Michalis Faloutsos (UCR)
The fundamental problem that motivates this work is the need to detect and classify emerging and undesired applications in a network, such as a large ISP, or an enterprise network. The undesired applications can refer to Peer-To-Peer (P2P) protocols, which can dominate network resources, but also include malware such as intrusions and worms. This proposal addresses the following tightly related problems in this area of research: (a) monitoring and visualizing network traffic, (b) identifying applications, and (c) detecting anomalies.
Monitoring the traffic and detecting unwanted applications is far from trivial. The authors of controversial applications often obfuscate their traffic to make them very hard to detect by using encryption or ever-changing behavior. Thus, there is a need for an approach that has the following properties: (a) it is easy to use with few and intuitive parameters, (b) it can operate even when packet payload is unavailable, and (c) it does not rely on a priori knowledge of the application specification, such as port numbers. Despite the significant number of previous efforts, most previous work fails to meet one of these three constraints.
The proposal follows a more fundamental behavioral approach, where the detector looks for behavior patterns of the application that are both intrinsic to the application and distinct from other traffic. By identifying intrinsic behaviors, it becomes difficult for application writers to disguise their applications without defeating the very purpose of the application.
The key contribution of this proposal is that it demonstrates the power of a behavioral or graph-based approach to network monitoring. Specifically, the proposal fully explores the use of Traffic Dispersion Graphs or TDGs, which capture the communication pattern in a network, namely, who talks to whom. TDGs capture the ``social" interaction of the network as a whole, which leads to a directed graph; each node is an IP address, and each edge represents an interaction between two nodes. The proposal shows that there is a wealth of information embedded in a TDG, which the other monitoring and application classification methods simply cannot capture.
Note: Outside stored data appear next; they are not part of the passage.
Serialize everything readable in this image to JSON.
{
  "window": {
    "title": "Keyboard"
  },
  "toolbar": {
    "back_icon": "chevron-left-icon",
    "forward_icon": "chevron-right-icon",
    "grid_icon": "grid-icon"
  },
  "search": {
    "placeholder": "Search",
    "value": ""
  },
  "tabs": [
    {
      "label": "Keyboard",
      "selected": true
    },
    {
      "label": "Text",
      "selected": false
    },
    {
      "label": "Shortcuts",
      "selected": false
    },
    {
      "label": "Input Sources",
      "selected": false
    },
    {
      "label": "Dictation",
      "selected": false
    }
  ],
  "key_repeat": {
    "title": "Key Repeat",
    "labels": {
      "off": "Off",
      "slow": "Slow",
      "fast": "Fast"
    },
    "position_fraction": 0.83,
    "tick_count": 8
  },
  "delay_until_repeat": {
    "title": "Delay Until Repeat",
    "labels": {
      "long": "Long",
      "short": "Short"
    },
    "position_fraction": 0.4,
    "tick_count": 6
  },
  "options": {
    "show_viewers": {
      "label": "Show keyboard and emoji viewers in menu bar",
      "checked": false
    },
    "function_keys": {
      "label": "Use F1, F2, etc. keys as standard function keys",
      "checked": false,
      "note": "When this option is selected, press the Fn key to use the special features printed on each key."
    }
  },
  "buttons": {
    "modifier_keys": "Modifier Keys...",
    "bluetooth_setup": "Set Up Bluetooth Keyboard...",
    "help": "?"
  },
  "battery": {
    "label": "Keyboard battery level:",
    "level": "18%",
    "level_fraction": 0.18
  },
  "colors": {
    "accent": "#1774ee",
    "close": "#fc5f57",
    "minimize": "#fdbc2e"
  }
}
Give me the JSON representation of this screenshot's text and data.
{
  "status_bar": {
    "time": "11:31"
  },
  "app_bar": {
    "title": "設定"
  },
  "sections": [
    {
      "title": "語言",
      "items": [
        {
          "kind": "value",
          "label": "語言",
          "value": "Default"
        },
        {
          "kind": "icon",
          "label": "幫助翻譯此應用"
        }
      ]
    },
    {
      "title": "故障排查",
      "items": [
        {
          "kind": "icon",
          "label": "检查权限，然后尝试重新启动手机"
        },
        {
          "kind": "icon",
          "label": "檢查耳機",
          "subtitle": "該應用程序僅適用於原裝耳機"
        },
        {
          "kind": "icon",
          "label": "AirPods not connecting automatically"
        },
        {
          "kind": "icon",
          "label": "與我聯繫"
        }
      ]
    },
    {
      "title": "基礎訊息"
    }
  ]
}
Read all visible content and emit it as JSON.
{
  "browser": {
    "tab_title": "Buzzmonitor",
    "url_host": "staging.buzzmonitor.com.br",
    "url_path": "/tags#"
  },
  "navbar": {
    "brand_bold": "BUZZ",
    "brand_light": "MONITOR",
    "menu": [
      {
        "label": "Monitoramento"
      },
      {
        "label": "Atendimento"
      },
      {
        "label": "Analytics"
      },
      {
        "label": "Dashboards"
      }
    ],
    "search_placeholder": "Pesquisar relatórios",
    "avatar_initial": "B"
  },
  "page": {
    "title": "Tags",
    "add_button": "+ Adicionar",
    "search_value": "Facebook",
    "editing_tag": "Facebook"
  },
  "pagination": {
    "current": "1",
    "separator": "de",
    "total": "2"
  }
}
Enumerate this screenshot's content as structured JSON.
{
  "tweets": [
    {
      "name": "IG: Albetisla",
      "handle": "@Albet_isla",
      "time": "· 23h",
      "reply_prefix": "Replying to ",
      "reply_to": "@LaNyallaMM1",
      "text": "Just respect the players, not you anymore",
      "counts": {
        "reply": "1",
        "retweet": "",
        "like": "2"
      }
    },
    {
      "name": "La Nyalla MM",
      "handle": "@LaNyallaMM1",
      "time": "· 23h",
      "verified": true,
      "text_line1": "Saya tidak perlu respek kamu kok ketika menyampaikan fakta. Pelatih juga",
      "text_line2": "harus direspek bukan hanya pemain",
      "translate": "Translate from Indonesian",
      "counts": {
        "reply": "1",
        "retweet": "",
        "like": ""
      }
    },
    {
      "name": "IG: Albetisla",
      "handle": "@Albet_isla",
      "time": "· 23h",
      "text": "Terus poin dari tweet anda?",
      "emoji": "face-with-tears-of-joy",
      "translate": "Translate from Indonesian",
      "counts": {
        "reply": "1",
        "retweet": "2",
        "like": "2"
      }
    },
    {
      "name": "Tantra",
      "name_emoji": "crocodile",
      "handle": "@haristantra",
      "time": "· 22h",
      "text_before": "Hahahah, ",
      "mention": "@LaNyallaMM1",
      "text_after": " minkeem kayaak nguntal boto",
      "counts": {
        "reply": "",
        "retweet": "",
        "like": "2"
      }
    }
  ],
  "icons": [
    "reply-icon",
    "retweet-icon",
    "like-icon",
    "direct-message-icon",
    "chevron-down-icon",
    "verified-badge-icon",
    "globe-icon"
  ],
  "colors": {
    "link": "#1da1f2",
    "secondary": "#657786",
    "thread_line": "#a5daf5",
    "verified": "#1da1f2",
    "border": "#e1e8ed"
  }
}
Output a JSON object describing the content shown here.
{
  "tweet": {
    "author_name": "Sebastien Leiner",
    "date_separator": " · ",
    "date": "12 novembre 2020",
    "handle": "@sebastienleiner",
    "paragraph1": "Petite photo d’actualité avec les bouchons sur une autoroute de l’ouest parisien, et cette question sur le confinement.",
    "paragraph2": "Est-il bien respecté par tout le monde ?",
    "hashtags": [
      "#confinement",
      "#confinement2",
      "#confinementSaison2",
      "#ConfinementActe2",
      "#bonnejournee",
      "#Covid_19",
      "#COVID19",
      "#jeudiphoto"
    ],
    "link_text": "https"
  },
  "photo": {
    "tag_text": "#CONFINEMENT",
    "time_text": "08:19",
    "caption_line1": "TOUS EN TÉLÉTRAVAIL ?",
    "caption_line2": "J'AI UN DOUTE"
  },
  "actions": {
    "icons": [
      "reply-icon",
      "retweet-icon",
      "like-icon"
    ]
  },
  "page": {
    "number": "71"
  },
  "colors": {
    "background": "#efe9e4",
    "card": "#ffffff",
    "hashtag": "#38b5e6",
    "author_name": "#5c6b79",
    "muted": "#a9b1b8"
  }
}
Broader Impact: This proposal will make enterprise and ISP networks more reliable and safer by providing the basis for a new generation of monitoring and security tools. Service disruptions and malware cost billions of dollars per year to any industry with significant IT infrastructure. At the same time, the Internet has become the battleground of multimillion dollar wars: between industries (content providers versus ISPs on network neutrality) and between the entertainment industry and users (the peer-to-peer saga). The proposal will provide the tools (e.g. application classification) that will play an important role in deciding the future of the network.
Educational Goals: The PI will develop a cross-disciplinary educational program by bringing together networking, security, graph-mining, and social networks research. In addition, the PIs will develop programs to: (a) encourage the early involvement of both undergraduate and graduate students in research and teaching, and (b) increase the participation of minorities in higher education in engineering.